Ms Ali comments, “One of the first things we did was assign a team member to review the costs of all our products by scanning the product through the till and ensuring the information on the system gives an up-to-date picture. It’s a laborious process, but a vital one if you’re going to start making sense of your costs.”

Once you have a clear overview of your products’ costs, implement an SOP to ensure that staff are continuously updating prices as goods arrive, so that you have an accurate stock audit. This will make your end-of-year tax process a great deal easier and also enable you to budget for future activities such as marketing or advertising in the year ahead.

Talk to finance experts

Don’t be afraid to talk to financial partners – such as your accountant – about any concerns or questions you have. They have a wealth of knowledge and can offer advice.

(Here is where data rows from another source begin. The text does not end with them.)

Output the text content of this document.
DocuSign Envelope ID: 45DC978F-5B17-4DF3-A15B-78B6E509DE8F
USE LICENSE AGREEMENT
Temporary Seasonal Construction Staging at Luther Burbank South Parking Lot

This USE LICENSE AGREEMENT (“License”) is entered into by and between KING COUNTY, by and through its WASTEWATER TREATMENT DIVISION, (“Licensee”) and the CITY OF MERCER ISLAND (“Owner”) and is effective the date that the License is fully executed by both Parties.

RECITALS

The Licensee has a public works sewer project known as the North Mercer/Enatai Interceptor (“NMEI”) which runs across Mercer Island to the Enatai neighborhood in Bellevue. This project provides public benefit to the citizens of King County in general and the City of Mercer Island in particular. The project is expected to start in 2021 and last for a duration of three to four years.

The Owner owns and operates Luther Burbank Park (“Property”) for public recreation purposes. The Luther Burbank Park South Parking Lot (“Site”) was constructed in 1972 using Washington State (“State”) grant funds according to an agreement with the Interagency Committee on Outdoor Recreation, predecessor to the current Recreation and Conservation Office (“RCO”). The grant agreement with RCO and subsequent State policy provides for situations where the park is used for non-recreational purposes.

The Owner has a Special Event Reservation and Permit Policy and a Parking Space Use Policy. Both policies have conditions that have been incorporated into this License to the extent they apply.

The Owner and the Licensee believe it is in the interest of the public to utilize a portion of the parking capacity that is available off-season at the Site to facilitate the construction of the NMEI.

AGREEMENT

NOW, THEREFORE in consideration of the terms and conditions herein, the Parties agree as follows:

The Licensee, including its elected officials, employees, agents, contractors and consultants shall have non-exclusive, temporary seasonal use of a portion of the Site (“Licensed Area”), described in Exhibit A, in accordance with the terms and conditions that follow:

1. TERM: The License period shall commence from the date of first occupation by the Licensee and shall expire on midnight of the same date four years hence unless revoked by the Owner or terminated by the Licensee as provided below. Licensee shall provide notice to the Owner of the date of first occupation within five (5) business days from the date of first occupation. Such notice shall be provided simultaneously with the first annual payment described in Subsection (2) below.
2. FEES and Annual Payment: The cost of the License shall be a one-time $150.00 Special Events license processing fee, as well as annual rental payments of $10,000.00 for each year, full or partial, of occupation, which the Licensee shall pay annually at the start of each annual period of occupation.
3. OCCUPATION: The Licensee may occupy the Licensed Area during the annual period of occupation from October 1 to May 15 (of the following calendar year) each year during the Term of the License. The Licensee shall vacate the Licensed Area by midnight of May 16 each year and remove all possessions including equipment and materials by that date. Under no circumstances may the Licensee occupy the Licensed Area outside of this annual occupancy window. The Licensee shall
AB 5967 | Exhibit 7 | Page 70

By getting to grips with financial procedures, you will be equipped with the right knowledge to enable you to grow and diversify, but also to understand any potential issues that need to be addressed. Take the time to share your knowledge with the broader pharmacy team, so that they too can understand how product sales, discounts and their job roles play a part in the financial success of the pharmacy.

Set financial targets

Different business units within pharmacy need to be treated differently. For example, profit margins in retail will differ significantly from those of prescription products. By assigning departmentspecific targets, we were able to help the pharmacy teams pull together in their units, engage with the financial outcomes and recognise their role in achieving these.

Have the right information

Make suppliers aware of the information you need. The Warman-Freed Pharmacy often found that invoices from suppliers were not particularly clear. Challenge the content of an invoice to ensure that you are completely comfortable and have absolute clarity with what, why and when you are being charged. Remember that you are the client, so don’t be afraid to ask.

Share responsibility

It cannot be the responsibility of just one person to keep the finances of your pharmacy on an even keel. It is about accountability, making sure each member of your team is responsible for the smooth running of their departments and how this, in turn, impacts the overall running of the business and your bottom line.

“Don’t assume you’re making a profit and leave it to chance,” says Ms Ali. “We have done this and it has made me feel uneasy. You need to truly understand and scrutinise your numbers in order to make meaningful decisions for the future of your business and to make a profit. But don’t go it alone, lean on your accountant, suppliers and your pharmacy teams to get the support you need from all available resources.”